Research papers, University of Canterbury Library

The 14 November 2016 Kaikōura earthquake had major impacts on New Zealand's transport system. Road, rail and port infrastructure was damaged, creating substantial disruption for transport operators, residents, tourists, and business owners in the Canterbury, Marlborough and Wellington regions, with knock-on consequences elsewhere. During both the response and recovery phases, a large amount of information and data relating to the transport system was generated, managed, analysed, and exchanged within and between organisations to assist decision making. To improve information and data exchanges and related decision making in the transport sector during future events and guide new resilience strategies, we present key findings from a recent post-earthquake assessment. The research involved 35 different stakeholder groups and was conducted for the Ministry of Transport. We consider what transport information was available, its usefulness, where it was sourced from, mechanisms for data transfer between organisations, and suggested approaches for continued monitoring.

Research papers, University of Canterbury Library

Knowing how to rapidly rebuild disaster-damaged infrastructure, while deciding appropriate recovery strategies and catering for future investment is a matter of core interest to government decision makers, utility providers, and business sectors. The purpose of this research is to explore the effects of decisions and outcomes for physical reconstruction on the overall recovery process of horizontal infrastructure in New Zealand using the Canterbury and Kaikoura earthquakes as cases. A mixed approach including a systematic review, questionnaire survey and semi-structured interviews is used to capture perspectives of those involved in reconstruction process and gain insights into the effect of critical elements on infrastructure downtime. Findings from this research will contribute towards advancements of a systems dynamics model considering critical decision-making variables across phases of the reconstruction process to assess how these variables affect the rebuild process and the corresponding downtime. This project will improve the ability to explore alternative resilience improvement pathways and test the efficacy of alternative means for facilitating a faster and better reconstruction process.
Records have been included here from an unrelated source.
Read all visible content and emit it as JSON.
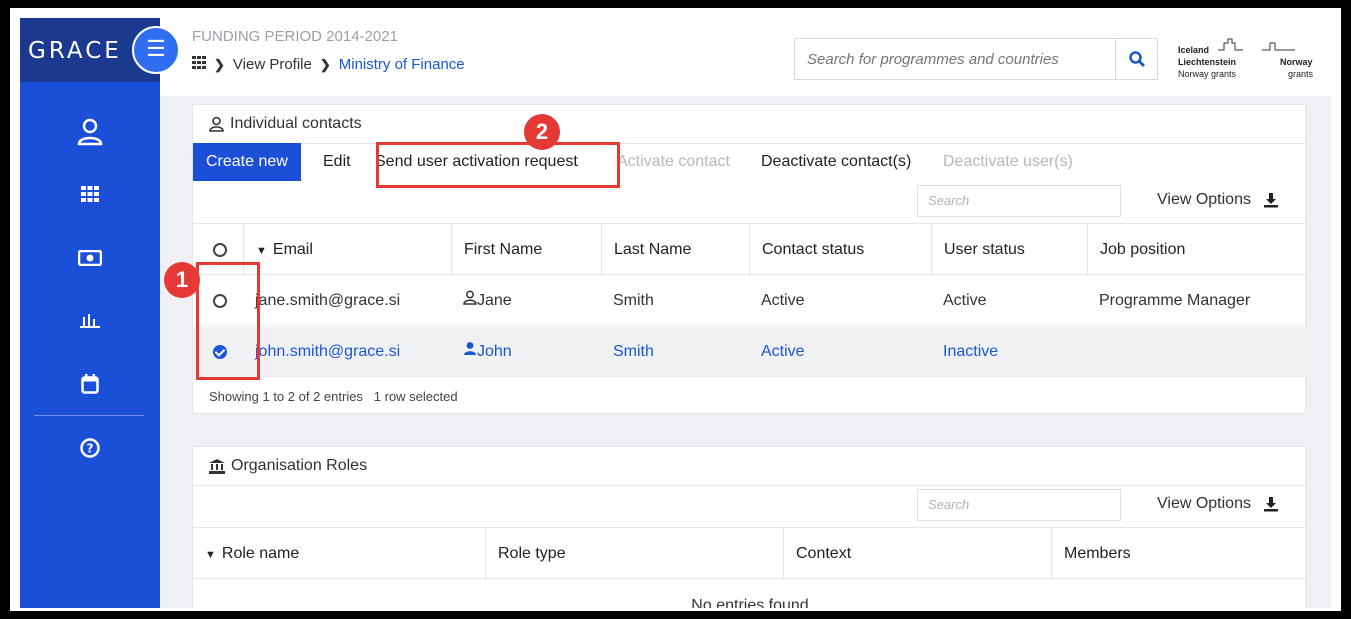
{
  "brand": {
    "name": "GRACE",
    "menu_glyph": "☰"
  },
  "header": {
    "funding_period": "FUNDING PERIOD 2014-2021",
    "breadcrumb": {
      "home_icon": "grid-icon",
      "view_profile": "View Profile",
      "ministry": "Ministry of Finance"
    },
    "search_placeholder": "Search for programmes and countries",
    "grants_logo": {
      "line1_left": "Iceland",
      "line2_left": "Liechtenstein",
      "line2_right": "Norway",
      "line3_left": "Norway grants",
      "line3_right": "grants"
    }
  },
  "sidebar": {
    "items": [
      {
        "icon": "user-icon"
      },
      {
        "icon": "grid-icon"
      },
      {
        "icon": "money-icon"
      },
      {
        "icon": "chart-icon"
      },
      {
        "icon": "calendar-icon"
      },
      {
        "icon": "help-icon"
      }
    ]
  },
  "contacts": {
    "title": "Individual contacts",
    "toolbar": {
      "create_new": "Create new",
      "edit": "Edit",
      "send_activation": "Send user activation request",
      "activate_contact": "Activate contact",
      "deactivate_contacts": "Deactivate contact(s)",
      "deactivate_users": "Deactivate user(s)"
    },
    "search_placeholder": "Search",
    "view_options": "View Options",
    "columns": [
      "Email",
      "First Name",
      "Last Name",
      "Contact status",
      "User status",
      "Job position"
    ],
    "rows": [
      {
        "email": "jane.smith@grace.si",
        "first": "Jane",
        "last": "Smith",
        "contact_status": "Active",
        "user_status": "Active",
        "job": "Programme Manager",
        "selected": false
      },
      {
        "email": "john.smith@grace.si",
        "first": "John",
        "last": "Smith",
        "contact_status": "Active",
        "user_status": "Inactive",
        "job": "",
        "selected": true
      }
    ],
    "footer_entries": "Showing 1 to 2 of 2 entries",
    "footer_selected": "1 row selected"
  },
  "roles": {
    "title": "Organisation Roles",
    "search_placeholder": "Search",
    "view_options": "View Options",
    "columns": [
      "Role name",
      "Role type",
      "Context",
      "Members"
    ],
    "empty": "No entries found"
  },
  "callouts": {
    "one": "1",
    "two": "2",
    "color": "#e53935"
  },
  "colors": {
    "accent": "#1b4fd8",
    "link": "#1a56d6"
  }
}
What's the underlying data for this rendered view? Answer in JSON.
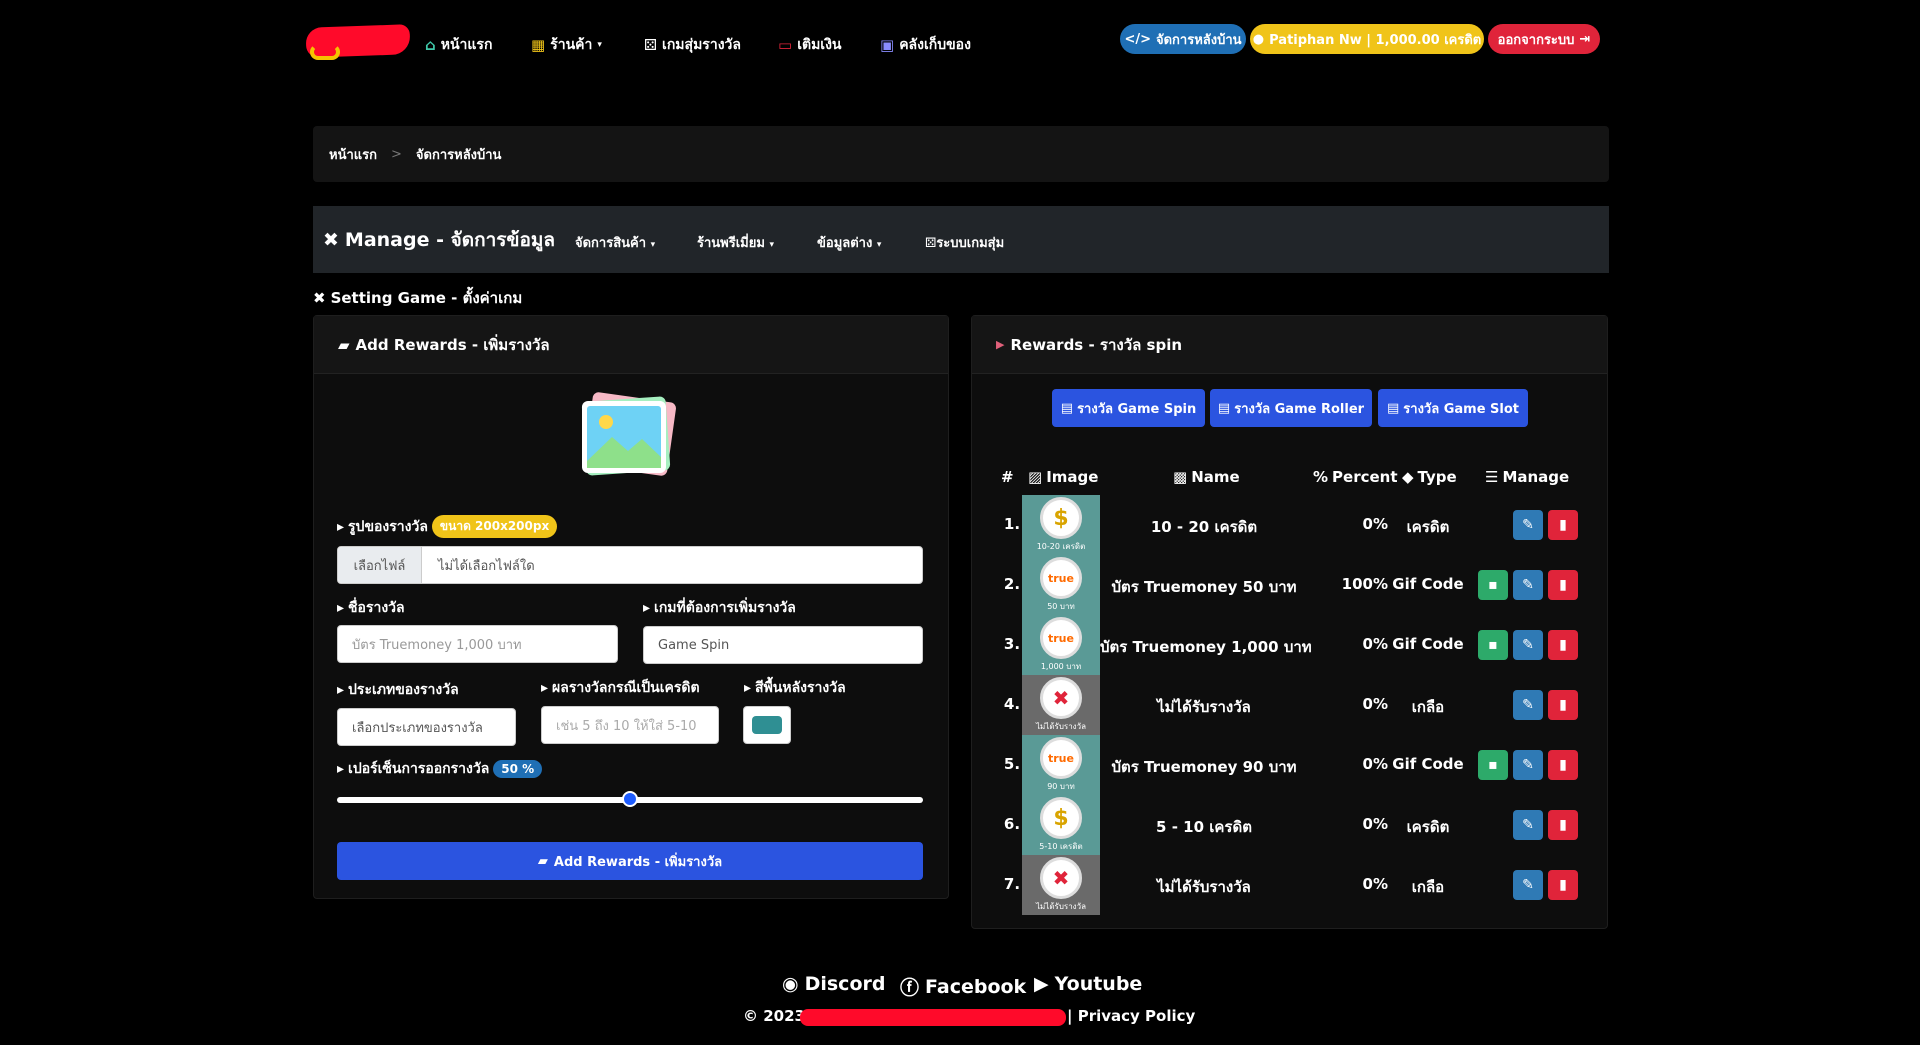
{
  "nav": {
    "home": "หน้าแรก",
    "shop": "ร้านค้า",
    "random_game": "เกมสุ่มรางวัล",
    "topup": "เติมเงิน",
    "inventory": "คลังเก็บของ",
    "admin_pill": "จัดการหลังบ้าน",
    "user_pill": "Patiphan Nw | 1,000.00 เครดิต",
    "logout_pill": "ออกจากระบบ"
  },
  "breadcrumb": {
    "home": "หน้าแรก",
    "sep": ">",
    "current": "จัดการหลังบ้าน"
  },
  "manage_bar": {
    "title": "Manage - จัดการข้อมูล",
    "items": [
      "จัดการสินค้า",
      "ร้านพรีเมี่ยม",
      "ข้อมูลต่าง",
      "ระบบเกมสุ่ม"
    ]
  },
  "setting_title": "Setting Game - ตั้งค่าเกม",
  "add_card": {
    "header": "Add Rewards - เพิ่มรางวัล",
    "image_label": "รูปของรางวัล",
    "image_size_badge": "ขนาด 200x200px",
    "file_button": "เลือกไฟล์",
    "file_value": "ไม่ได้เลือกไฟล์ใด",
    "name_label": "ชื่อรางวัล",
    "name_placeholder": "บัตร Truemoney 1,000 บาท",
    "game_label": "เกมที่ต้องการเพิ่มรางวัล",
    "game_value": "Game Spin",
    "type_label": "ประเภทของรางวัล",
    "type_value": "เลือกประเภทของรางวัล",
    "credit_label": "ผลรางวัลกรณีเป็นเครดิต",
    "credit_placeholder": "เช่น 5 ถึง 10 ให้ใส่ 5-10",
    "bg_label": "สีพื้นหลังรางวัล",
    "bg_color": "#2f8f93",
    "percent_label": "เปอร์เซ็นการออกรางวัล",
    "percent_badge": "50 %",
    "percent_value": 0.5,
    "submit_label": "Add Rewards - เพิ่มรางวัล"
  },
  "rewards_card": {
    "header": "Rewards - รางวัล spin",
    "tabs": [
      "รางวัล Game Spin",
      "รางวัล Game Roller",
      "รางวัล Game Slot"
    ],
    "columns": {
      "num": "#",
      "image": "Image",
      "name": "Name",
      "percent": "Percent",
      "type": "Type",
      "manage": "Manage"
    },
    "rows": [
      {
        "num": "1.",
        "name": "10 - 20 เครดิต",
        "percent": "0%",
        "type": "เครดิต",
        "img_caption": "10-20 เครดิต",
        "icon": "money-bag-icon"
      },
      {
        "num": "2.",
        "name": "บัตร Truemoney 50 บาท",
        "percent": "100%",
        "type": "Gif Code",
        "img_caption": "50 บาท",
        "icon": "truemoney-icon"
      },
      {
        "num": "3.",
        "name": "บัตร Truemoney 1,000 บาท",
        "percent": "0%",
        "type": "Gif Code",
        "img_caption": "1,000 บาท",
        "icon": "truemoney-icon"
      },
      {
        "num": "4.",
        "name": "ไม่ได้รับรางวัล",
        "percent": "0%",
        "type": "เกลือ",
        "img_caption": "ไม่ได้รับรางวัล",
        "icon": "x-icon"
      },
      {
        "num": "5.",
        "name": "บัตร Truemoney 90 บาท",
        "percent": "0%",
        "type": "Gif Code",
        "img_caption": "90 บาท",
        "icon": "truemoney-icon"
      },
      {
        "num": "6.",
        "name": "5 - 10 เครดิต",
        "percent": "0%",
        "type": "เครดิต",
        "img_caption": "5-10 เครดิต",
        "icon": "money-bag-icon"
      },
      {
        "num": "7.",
        "name": "ไม่ได้รับรางวัล",
        "percent": "0%",
        "type": "เกลือ",
        "img_caption": "ไม่ได้รับรางวัล",
        "icon": "x-icon"
      }
    ]
  },
  "footer": {
    "discord": "Discord",
    "facebook": "Facebook",
    "youtube": "Youtube",
    "copyright": "© 2023 -",
    "privacy": "| Privacy Policy"
  }
}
Research papers, University of Canterbury Library

Natural catastrophes are increasing worldwide. They are becoming more frequent but also more severe and impactful on our built environment leading to extensive damage and losses. Earthquake events account for the smallest part of natural events; nevertheless seismic damage led to the most fatalities and significant losses over the period 1981-2016 (Munich Re). Damage prediction is helpful for emergency management and the development of earthquake risk mitigation projects. Recent design efforts focused on the application of performance-based design engineering where damage estimation methodologies use fragility and vulnerability functions. However, the approach does not explicitly specify the essential criteria leading to economic losses. There is thus a need for an improved methodology that finds the critical building elements related to significant losses. The here presented methodology uses data science techniques to identify key building features that contribute to the bulk of losses. It uses empirical data collected on site during earthquake reconnaissance mission to train a machine learning model that can further be used for the estimation of building damage post-earthquake. The first model is developed for Christchurch. Empirical building damage data from the 2010-2011 earthquake events is analysed to find the building features that contributed the most to damage. Once processed, the data is used to train a machine-learning model that can be applied to estimate losses in future earthquake events.